I can’t blame him for that conclusion.  The vision of the “Left Behind” theology so popular in American church culture is hopeless and nihilistic.  The spirituality of pop materialism is far more attractive:  we are on this Earth for a blip in evolutionary time, but we have the capacity to feel and experience life at least for a moment, and so we can find that moment let go of worries about the future.  Don’t think so much; feel, and let go.  That is the message of almost every contemporary pop song, romantic comedy, family-oriented animated film, home furnishing commercial, and so-on.   It is a compelling message, because entails substantial truth, even though it is incomplete (see, e.g., the Book of Ecclesiastes).

IMG SRC = http://en.wikipedia.org/wiki/File:Moche_decapitator.jpg
The Decapitator

But this raises another set of questions:  Who said belief in God is supposed to make an emotionally positive difference to the believer?  Why should a value judgment like positive matter to us?  And what, exactly, do we mean by “belief” in God?  There have been cultures in which belief in the gods produced fear rather than hope.  I can’t imagine that the Moche people, for example, thought of the Decapitator primarily in terms of the category of “hope.”

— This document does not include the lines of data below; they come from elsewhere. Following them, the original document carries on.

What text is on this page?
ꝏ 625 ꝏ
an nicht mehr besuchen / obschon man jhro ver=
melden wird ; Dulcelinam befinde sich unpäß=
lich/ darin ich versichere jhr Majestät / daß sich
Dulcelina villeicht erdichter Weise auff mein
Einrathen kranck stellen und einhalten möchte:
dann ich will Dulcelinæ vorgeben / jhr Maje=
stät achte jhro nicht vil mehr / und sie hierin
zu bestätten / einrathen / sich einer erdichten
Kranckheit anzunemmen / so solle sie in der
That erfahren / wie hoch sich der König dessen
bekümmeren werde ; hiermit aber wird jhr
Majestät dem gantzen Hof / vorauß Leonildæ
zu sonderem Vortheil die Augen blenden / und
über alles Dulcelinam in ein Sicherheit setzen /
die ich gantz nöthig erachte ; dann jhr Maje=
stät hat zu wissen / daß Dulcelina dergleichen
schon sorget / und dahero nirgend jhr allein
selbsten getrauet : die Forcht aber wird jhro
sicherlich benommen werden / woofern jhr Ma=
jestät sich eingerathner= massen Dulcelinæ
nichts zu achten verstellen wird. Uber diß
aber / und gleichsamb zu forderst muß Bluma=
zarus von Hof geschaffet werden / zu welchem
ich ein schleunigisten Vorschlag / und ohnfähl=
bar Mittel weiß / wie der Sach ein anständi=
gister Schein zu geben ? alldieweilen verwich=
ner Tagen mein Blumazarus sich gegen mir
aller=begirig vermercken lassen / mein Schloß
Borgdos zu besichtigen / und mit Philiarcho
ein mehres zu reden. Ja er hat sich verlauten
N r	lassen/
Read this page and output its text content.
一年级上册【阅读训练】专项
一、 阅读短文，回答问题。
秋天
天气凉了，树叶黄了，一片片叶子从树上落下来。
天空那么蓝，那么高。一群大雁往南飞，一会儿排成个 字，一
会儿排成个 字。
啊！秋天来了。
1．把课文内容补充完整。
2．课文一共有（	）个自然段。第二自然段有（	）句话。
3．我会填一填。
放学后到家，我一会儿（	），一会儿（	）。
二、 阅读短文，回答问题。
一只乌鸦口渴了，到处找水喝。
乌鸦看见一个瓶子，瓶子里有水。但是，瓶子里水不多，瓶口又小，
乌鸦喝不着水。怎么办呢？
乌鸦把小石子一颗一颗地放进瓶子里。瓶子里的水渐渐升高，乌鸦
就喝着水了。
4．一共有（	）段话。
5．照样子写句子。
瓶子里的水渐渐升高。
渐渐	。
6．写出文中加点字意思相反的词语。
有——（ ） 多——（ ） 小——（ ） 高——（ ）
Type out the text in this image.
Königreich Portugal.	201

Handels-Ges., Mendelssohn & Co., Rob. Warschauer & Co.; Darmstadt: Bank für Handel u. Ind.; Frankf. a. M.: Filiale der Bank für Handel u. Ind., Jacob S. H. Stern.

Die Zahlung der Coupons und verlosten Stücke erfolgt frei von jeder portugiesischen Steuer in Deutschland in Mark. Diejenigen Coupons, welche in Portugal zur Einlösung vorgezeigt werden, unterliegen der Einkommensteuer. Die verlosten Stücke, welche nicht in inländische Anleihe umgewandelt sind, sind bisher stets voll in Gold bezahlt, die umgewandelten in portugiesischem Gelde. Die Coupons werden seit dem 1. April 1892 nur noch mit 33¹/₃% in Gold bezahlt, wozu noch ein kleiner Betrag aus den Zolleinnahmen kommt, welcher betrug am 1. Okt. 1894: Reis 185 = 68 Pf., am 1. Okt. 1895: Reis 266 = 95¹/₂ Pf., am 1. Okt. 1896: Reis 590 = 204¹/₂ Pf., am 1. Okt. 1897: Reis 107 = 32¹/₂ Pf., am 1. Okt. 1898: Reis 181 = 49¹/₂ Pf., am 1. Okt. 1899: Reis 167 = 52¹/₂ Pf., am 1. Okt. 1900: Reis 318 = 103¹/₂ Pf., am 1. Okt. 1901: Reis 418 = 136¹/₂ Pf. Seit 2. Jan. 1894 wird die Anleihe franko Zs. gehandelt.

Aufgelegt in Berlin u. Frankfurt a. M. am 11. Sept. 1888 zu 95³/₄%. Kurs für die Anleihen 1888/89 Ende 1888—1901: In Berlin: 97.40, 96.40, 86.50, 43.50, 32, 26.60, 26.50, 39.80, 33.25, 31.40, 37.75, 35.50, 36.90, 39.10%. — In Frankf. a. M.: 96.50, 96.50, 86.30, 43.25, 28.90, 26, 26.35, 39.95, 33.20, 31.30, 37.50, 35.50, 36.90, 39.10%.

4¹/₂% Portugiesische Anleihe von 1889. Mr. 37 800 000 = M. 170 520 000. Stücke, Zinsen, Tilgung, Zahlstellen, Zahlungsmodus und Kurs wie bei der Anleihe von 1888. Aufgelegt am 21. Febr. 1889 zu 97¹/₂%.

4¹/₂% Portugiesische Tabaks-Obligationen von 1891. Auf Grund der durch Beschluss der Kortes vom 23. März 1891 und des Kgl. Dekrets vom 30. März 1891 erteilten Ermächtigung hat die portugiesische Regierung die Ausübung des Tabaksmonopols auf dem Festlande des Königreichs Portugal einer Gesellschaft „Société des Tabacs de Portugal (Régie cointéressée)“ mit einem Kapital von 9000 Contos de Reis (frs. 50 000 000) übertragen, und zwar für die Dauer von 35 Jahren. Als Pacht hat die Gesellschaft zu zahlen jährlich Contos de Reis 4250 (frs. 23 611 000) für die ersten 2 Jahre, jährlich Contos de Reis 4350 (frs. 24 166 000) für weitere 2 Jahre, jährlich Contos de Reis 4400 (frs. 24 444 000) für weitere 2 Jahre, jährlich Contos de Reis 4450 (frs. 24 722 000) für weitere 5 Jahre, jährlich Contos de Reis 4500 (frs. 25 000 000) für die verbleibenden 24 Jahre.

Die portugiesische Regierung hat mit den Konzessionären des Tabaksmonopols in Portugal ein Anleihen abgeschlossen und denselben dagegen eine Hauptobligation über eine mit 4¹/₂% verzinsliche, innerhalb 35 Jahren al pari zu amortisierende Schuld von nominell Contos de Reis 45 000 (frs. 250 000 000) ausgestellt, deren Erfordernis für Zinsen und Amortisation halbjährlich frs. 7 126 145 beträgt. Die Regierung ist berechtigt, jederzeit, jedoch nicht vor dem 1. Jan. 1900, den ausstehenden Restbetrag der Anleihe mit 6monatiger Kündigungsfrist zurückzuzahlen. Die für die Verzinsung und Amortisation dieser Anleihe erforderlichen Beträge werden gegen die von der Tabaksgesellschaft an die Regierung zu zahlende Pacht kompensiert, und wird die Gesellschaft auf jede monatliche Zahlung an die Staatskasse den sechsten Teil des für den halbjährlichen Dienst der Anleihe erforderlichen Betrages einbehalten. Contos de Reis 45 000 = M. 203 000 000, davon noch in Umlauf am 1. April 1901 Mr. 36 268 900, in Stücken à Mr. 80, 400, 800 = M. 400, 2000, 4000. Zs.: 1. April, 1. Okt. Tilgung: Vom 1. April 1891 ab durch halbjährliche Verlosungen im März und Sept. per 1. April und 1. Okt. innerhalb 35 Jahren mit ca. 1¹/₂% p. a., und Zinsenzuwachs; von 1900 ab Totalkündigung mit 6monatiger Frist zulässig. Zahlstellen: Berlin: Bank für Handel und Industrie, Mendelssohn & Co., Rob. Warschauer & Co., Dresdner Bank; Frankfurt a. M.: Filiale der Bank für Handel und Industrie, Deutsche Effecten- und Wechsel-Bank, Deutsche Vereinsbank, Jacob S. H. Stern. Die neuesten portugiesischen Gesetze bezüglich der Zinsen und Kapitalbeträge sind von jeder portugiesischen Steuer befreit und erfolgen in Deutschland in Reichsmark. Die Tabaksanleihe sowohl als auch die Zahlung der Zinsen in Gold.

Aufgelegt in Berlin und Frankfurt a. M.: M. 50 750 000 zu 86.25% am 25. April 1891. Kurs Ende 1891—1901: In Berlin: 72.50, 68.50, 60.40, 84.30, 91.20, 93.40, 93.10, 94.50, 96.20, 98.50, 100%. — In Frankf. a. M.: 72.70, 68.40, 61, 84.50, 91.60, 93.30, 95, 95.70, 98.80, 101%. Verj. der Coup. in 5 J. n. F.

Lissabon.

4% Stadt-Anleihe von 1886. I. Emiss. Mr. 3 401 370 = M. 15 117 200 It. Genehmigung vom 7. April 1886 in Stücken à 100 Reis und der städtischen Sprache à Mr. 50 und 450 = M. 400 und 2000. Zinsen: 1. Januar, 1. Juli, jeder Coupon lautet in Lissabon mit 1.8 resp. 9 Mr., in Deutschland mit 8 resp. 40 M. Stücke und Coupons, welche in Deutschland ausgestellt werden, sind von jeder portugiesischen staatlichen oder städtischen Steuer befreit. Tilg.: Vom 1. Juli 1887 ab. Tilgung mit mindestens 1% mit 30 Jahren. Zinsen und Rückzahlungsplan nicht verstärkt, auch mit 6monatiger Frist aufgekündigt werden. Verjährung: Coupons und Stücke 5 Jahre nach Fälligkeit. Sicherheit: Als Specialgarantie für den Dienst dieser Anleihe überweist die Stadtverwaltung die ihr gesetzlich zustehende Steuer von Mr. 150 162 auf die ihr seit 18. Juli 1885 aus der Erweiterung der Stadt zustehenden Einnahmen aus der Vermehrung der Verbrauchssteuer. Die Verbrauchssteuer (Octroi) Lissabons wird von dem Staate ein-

At this point I think Ryan’s Christian background is already in play.  Christians take “belief” in God to mean “trust.”  Christians want to “trust” God because we believe He is perfectly good and loves us absolutely, demonstrated in the fact that He created us, gave us life, and gave Himself for us on the cross.  We expect that this kind of “belief” will, at least over the long haul, at least in the hard fissures of life, and at least at the end, make all the difference to how we feel and how we live.

Even given these Christian presuppositions, why don’t most non-Christians feel hopeless most of the time?  I think there are at least two  Christian theological notions at play:  the doctrines of creation and grace.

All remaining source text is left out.